Dermatitis

The UCI data set (Ilter and Altay Güvenir 1998) consist of

  • \(366\) patients (\(8\) with missing values)
  • \(12\) clinical attributes (erythema, itching, scaling, etc.)
  • \(21\) histopathological attributes (decrease of melanin, spongiosis, etc.)

and a class variable with six different skin diseases

  • psoriasis (\(111\) patients)
  • seborrheic dermatitis (\(60\) patients)
  • lichen planus (\(71\) patients)
  • pityriasis rosea (\(48\) patients)
  • chronic dermatitis (\(48\) patients)
  • pityriasis rubra pilaris (\(20\) patients)

Many of the classical machine learning algorithms have been applied to the dataset (Liu et al. 2015). They all achieve a prediction accuracy above \(95\%\) and some even above \(99\%\). But…:

  • The skin diseases share many common features
  • We have exclusive classes but possibly not exhaustive
  • What if a patient does not suffer from one of the six diseases
  • Classification forces us to label a patient with one and only one disease

Goal

Given a new patient \(y\), we want to test the hypotheses

\[\begin{align*} H_1: & y \text{ has psoriasis} \\ H_2: & y \text{ has seborrheic dermatitis} \\ H_3: & y \text{ has lichen planus} \\ H_4: & y \text{ has pityriasis rosea} \\ H_5: & y \text{ has chronic dermatitis} \\ H_6: & y \text{ has pityriasis rubra pilaris} \end{align*}\]

Since all hypotheses are exclusive we do not correct for multiple hypothesis testing (but the user can do this by setting the significance level accordingly).

Modeling Attributes of Psoriasis

We first show how to test \(H_1\).
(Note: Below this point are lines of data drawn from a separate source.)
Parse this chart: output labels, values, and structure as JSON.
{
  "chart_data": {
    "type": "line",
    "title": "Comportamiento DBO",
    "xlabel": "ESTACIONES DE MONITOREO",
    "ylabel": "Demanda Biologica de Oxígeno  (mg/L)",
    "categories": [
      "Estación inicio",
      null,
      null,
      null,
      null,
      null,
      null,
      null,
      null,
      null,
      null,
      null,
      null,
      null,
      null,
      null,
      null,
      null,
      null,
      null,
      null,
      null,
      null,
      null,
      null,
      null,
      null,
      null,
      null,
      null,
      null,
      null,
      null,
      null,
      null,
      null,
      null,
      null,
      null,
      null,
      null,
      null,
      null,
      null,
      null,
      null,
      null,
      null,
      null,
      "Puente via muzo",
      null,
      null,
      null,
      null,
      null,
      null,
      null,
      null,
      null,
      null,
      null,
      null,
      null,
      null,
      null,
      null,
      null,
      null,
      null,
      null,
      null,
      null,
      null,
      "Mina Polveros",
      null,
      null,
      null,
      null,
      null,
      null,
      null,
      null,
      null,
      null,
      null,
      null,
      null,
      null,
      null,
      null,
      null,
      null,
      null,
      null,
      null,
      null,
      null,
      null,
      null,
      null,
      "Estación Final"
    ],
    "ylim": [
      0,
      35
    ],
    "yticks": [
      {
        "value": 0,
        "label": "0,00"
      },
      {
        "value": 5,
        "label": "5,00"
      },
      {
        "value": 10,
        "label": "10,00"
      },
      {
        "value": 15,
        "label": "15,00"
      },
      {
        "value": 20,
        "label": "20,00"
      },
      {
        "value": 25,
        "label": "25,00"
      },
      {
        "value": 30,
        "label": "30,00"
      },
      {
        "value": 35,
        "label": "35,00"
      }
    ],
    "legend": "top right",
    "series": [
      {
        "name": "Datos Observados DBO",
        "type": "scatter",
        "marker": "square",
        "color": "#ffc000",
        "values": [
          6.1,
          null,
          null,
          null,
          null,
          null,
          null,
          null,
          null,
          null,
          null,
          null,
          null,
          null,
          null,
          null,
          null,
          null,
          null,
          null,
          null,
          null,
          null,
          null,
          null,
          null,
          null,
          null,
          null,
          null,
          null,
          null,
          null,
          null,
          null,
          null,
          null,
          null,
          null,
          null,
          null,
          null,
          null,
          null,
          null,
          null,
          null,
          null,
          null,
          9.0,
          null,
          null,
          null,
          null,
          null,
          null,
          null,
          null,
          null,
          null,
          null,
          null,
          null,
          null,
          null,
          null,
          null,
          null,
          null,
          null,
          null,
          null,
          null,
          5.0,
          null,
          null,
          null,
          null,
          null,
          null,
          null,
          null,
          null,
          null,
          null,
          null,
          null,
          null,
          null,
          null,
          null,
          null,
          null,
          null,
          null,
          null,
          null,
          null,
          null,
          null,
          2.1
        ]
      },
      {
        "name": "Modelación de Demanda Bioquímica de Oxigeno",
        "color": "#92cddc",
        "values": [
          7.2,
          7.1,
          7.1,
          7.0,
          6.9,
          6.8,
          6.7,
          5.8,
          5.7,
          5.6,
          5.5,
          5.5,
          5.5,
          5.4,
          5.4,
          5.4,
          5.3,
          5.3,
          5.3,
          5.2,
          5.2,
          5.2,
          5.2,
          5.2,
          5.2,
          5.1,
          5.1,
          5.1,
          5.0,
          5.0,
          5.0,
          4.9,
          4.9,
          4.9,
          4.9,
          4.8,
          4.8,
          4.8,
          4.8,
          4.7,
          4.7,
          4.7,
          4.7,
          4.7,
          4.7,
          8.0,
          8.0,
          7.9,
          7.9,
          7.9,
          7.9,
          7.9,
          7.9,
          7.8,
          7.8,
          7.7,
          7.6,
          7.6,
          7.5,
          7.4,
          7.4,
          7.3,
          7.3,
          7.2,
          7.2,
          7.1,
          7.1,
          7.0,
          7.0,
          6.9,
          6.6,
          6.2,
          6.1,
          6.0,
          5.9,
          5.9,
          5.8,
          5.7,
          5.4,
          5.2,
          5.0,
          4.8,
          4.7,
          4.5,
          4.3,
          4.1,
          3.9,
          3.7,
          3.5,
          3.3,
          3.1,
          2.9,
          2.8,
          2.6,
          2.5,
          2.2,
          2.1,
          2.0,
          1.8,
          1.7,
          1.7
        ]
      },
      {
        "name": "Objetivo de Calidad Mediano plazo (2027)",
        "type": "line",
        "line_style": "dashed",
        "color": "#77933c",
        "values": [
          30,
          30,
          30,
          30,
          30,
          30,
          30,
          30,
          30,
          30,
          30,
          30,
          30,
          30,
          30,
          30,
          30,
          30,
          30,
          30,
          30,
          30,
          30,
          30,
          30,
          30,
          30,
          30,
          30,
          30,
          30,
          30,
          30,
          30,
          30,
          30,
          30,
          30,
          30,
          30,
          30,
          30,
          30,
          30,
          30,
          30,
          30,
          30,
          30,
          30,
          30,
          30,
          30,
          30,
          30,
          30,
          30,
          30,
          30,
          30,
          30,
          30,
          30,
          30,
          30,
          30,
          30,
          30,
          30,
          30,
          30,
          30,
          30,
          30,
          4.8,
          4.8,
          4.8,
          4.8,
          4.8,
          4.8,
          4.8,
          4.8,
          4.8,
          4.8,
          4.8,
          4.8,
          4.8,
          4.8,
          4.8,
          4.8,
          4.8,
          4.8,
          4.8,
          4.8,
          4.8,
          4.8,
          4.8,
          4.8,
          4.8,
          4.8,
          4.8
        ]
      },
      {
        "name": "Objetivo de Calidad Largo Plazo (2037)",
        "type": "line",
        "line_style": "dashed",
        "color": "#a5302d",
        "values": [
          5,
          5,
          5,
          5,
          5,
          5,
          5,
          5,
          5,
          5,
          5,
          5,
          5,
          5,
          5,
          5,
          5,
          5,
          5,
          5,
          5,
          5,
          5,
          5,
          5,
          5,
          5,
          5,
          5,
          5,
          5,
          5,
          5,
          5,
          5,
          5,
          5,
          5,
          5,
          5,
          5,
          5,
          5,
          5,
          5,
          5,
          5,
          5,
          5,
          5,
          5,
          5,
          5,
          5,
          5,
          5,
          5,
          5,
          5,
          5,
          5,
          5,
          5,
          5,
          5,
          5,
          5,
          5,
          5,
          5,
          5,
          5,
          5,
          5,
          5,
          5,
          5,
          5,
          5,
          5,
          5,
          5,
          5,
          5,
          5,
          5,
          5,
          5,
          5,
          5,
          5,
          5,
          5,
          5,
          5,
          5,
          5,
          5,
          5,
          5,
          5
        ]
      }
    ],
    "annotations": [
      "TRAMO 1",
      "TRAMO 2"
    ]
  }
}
First extract the psoriasis data:

library(dplyr)
library(molic)
y     <- unlist(derma[80, -35]) # a patient with seboreic dermatitis
psor  <- derma %>%
  filter(ES == "psoriasis") %>%
  dplyr::select(-ES)

Next, we fit the interaction graph for the psoriasis patients:

library(ess)
g <- fit_graph(psor, q = 0, trace = FALSE)

We can color the nodes corresponding to clinical attributes (red), histopathological attributes (green) and the age variable (gray):

vs   <- names(adj_lst(g))
vcol <- structure(vector("character", length(vs)), names = vs)
vcol[grepl("c", vs)] <- "tomato"  # clinical attributes
vcol[grepl("h", vs)] <- "#98FB98" # histopathological attributes
vcol["age"]          <- "gray"    # age variable
plot(g, vcol, vertex.size = 10, vertex.label = NA)

The take home message here is, that we cannot assume independence between the attributes for the psoriasis patient as seen in the interaction graph - there are many associations.

Outlier Model for Psoriasis Patients

set.seed(300718)
m <- fit_outlier(psor, g, y)
print(m)

 -------------------------------- 
  Simulations: 10000 
  Variables: 34 
  Observations: 112 
  Estimated mean: 42.66 
  Estimated variance: 37.55 
 --------------------------------
  Critical value: 53.86771 
  Deviance: 50.51582 
  P-value: 0.1053 
  Alpha: 0.05 
  <novelty, outlier_model, list> 
 --------------------------------

Notice that that the number of observations is \(112\) even though we have only observed \(111\) psoriasis patients. This is because, under the hypothesis, \(H_1\), the new observation \(y\) has psoriasis. The other summary statistics is self explanatory.

Plotting the Approximated Density of the Test Statistic

plot(m)

The red area is the critical region (here 5%) and the dotted line is the observed test statistic (the deviance) of \(y\). Since the dotted line is outside the critical region, we cannot reject that \(y\) has psoriasis.

Testing all Hypothesis Simultaneously

We can use the fit_multiple_models function to test all six hypothesis as follows.

set.seed(300718)
mm <- fit_multiple_models(derma, y, "ES", q = 0,trace = FALSE)
plot(mm)

Thus, we cannot reject that \(y\) has either psoriasis, seboreic dermatitis or pityriasis rosea. This is conservative compared to classification methods and hence a little safer. The medical expert should proceed the investigation from here.

References

Ilter, and H. Altay Güvenir. 1998. “UCI Machine Learning Repository.” Department of Computer Engineering; Information Science. https://archive.ics.uci.edu/ml/datasets/Dermatology.

Liu, Tong, Liang Hu, Chao Ma, Zhi-Yan Wang, and Hui-Ling Chen. 2015. “A Fast Approach for Detection of Erythemato-Squamous Diseases Based on Extreme Learning Machine with Maximum Relevance Minimum Redundancy Feature Selection.” International Journal of Systems Science 46 (5). Taylor & Francis: 919–31.